Lay is referring to Sierra Montessori Academy, the South County charter school which will close by the month’s end.
The school’s director Jennifer Dearduff said Thursday morning she’d contact parents about the news.
“We’re heartbroken here,” said Dearduff. “We just love our students, and we’re a family here. It’s definitely a hard time for parents and kids, and we just want to make the transition as easy as possible.”
When the 2017-18 school year closed there were 156 students, according to Lay. At that point, Henry Bietz was the director.
Then Stephen DeSena arrived as the 2018-19 school director. At that time there were 148 students.
But early on, things weren’t going well.
“We got wind that there were issues,” said Lay, who advises the charter school but has no direct authority over it. “We started getting numerous complaints that things were going on down there.”
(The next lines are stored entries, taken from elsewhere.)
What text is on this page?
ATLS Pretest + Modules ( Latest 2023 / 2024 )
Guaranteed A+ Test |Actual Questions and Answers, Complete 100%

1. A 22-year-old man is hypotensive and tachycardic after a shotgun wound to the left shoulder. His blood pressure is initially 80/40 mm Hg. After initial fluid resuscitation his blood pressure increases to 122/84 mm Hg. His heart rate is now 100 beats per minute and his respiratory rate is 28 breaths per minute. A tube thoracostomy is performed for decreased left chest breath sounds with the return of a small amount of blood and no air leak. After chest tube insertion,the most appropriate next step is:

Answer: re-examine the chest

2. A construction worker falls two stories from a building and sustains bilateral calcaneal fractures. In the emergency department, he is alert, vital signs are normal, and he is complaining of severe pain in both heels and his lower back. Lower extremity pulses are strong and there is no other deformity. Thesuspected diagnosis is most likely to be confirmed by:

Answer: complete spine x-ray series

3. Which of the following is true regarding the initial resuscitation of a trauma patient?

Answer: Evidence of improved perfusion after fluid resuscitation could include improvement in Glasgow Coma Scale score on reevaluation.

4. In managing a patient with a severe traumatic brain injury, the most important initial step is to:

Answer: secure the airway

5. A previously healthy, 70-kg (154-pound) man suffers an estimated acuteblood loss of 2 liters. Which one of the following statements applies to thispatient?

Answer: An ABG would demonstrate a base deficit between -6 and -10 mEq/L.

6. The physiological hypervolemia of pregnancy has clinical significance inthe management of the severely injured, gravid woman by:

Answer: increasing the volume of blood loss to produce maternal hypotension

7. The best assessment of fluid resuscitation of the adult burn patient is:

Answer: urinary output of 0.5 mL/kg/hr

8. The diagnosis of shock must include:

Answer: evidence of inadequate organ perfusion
By Sept. 21, 2018, the school dropped 27 students, said Lay. “They had 121 kids.”
Last year, the county tried to help out, urging the school to make cuts. After cuts were made, Lay said complaints started to drop, but students continued leaving. At the end of the 2018-19 school year, there were 92 students. That drop — from 156 to 92 students — worried the county.
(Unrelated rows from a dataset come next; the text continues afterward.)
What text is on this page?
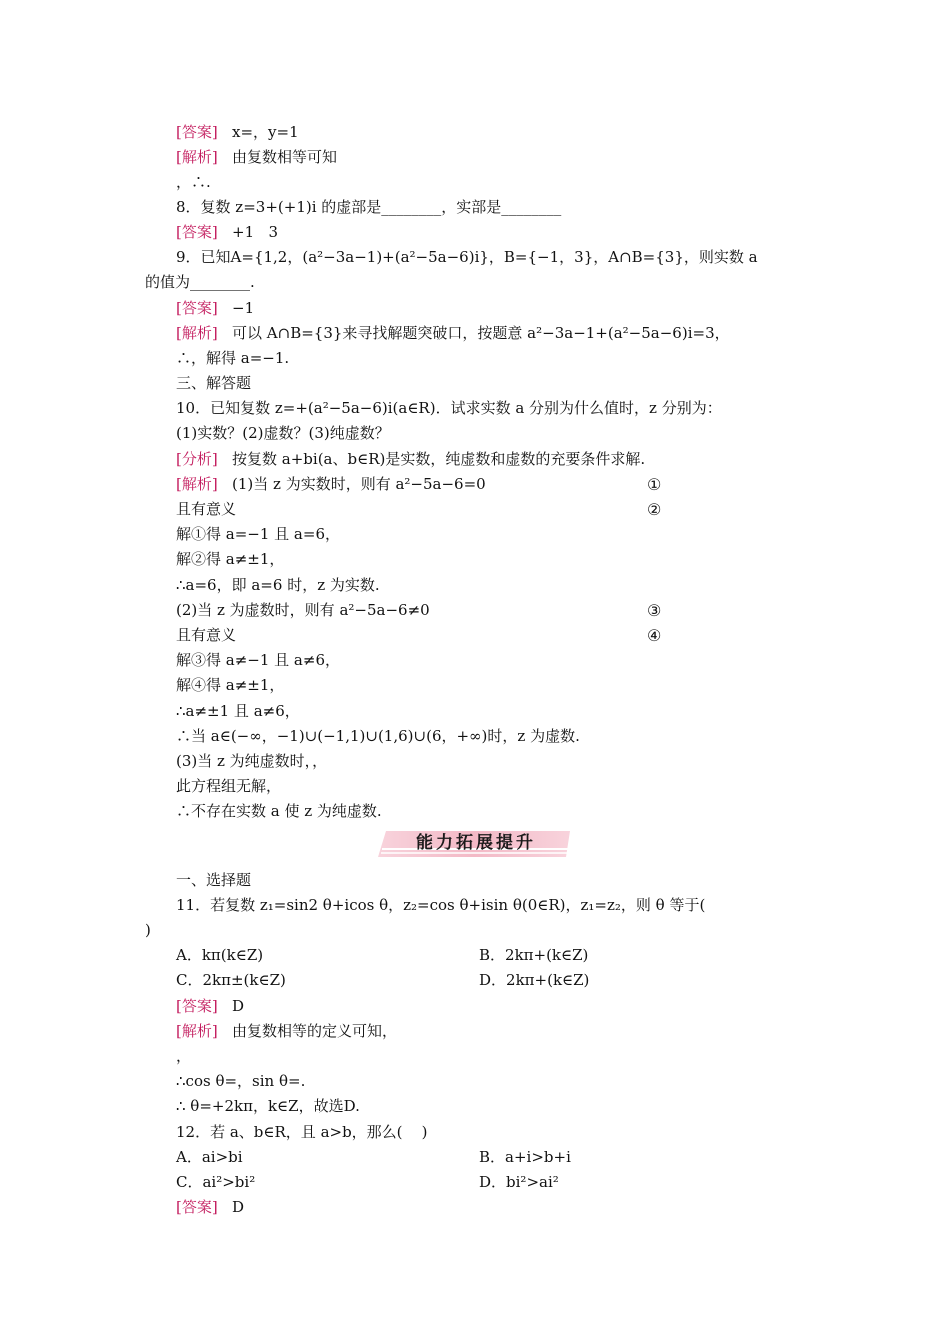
[答案]   x=，y=1
[解析]   由复数相等可知
，∴.
8．复数 z=3+(+1)i 的虚部是________，实部是________
[答案]   +1   3
9．已知A={1,2，(a²−3a−1)+(a²−5a−6)i}，B={−1，3}，A∩B={3}，则实数 a
的值为________.
[答案]   −1
[解析]   可以 A∩B={3}来寻找解题突破口，按题意 a²−3a−1+(a²−5a−6)i=3，
∴，解得 a=−1.
三、解答题
10．已知复数 z=+(a²−5a−6)i(a∈R)．试求实数 a 分别为什么值时，z 分别为：
(1)实数？(2)虚数？(3)纯虚数？
[分析]   按复数 a+bi(a、b∈R)是实数，纯虚数和虚数的充要条件求解.
[解析]   (1)当 z 为实数时，则有 a²−5a−6=0	①
且有意义	②
解①得 a=−1 且 a=6，
解②得 a≠±1，
∴a=6，即 a=6 时，z 为实数.
(2)当 z 为虚数时，则有 a²−5a−6≠0	③
且有意义	④
解③得 a≠−1 且 a≠6，
解④得 a≠±1，
∴a≠±1 且 a≠6，
∴当 a∈(−∞，−1)∪(−1,1)∪(1,6)∪(6，+∞)时，z 为虚数.
(3)当 z 为纯虚数时，，
此方程组无解，
∴不存在实数 a 使 z 为纯虚数.
能力拓展提升
一、选择题
11．若复数 z₁=sin2 θ+icos θ，z₂=cos θ+isin θ(0∈R)，z₁=z₂，则 θ 等于(
)
A．kπ(k∈Z)	B．2kπ+(k∈Z)
C．2kπ±(k∈Z)	D．2kπ+(k∈Z)
[答案]   D
[解析]   由复数相等的定义可知，
，
∴cos θ=，sin θ=.
∴ θ=+2kπ，k∈Z，故选D.
12．若 a、b∈R，且 a>b，那么(    )
A．ai>bi	B．a+i>b+i
C．ai²>bi²	D．bi²>ai²
[答案]   D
“It’s a fairly unprecedented loss of attendance,” he said. “You just don’t see that.”
It didn’t end.
The student population continued to drop through the 2019-20 school year.
In late August, the county found there to be around 70 students. The numbers, according to Lay, “Were dropping every day.”
Teachers and aids were laid off to balance the budget, but nothing stopped the bleeding.
As of this week, there were 40 students at Sierra Montessori Academy, said Lay.
Stephen DeSena resigned in early September. He was replaced by Jennifer Dearduff, who was doubling as director and as a teacher at the school.
She got thrust into the position “without any promise of extra pay,” said Lay. “She worked very hard to try to bring (things) back.”
Dearduff is most concerned about students who want to be part of a different school district, rather than the one they are assigned to by their home address.
The superintendent plans to work with Sierra Montessori to set up a parents night to help them find new schools for their kids.
The handful of faculty members at Sierra Montessori are likely looking for jobs elsewhere. Lay said whenever he hears of open positions, he sends them to Dearduff to send to her staff.
As for the school itself, which is leased from the Pleasant Ridge School District, it is unknown what will happen to it.
Pleasant Ridge School District Superintendent Rusty Clark said he does not plan to sell the building.
“It’s never a good day when schools are closing, because there are families that are displaced through no fault of their own,” he said.
For now, Dearduff and her staff will continue teaching before the school closes on Oct. 31.
“It is what it is,” said Dearduff, “and we’re going to do our best to educate our students who we have here.”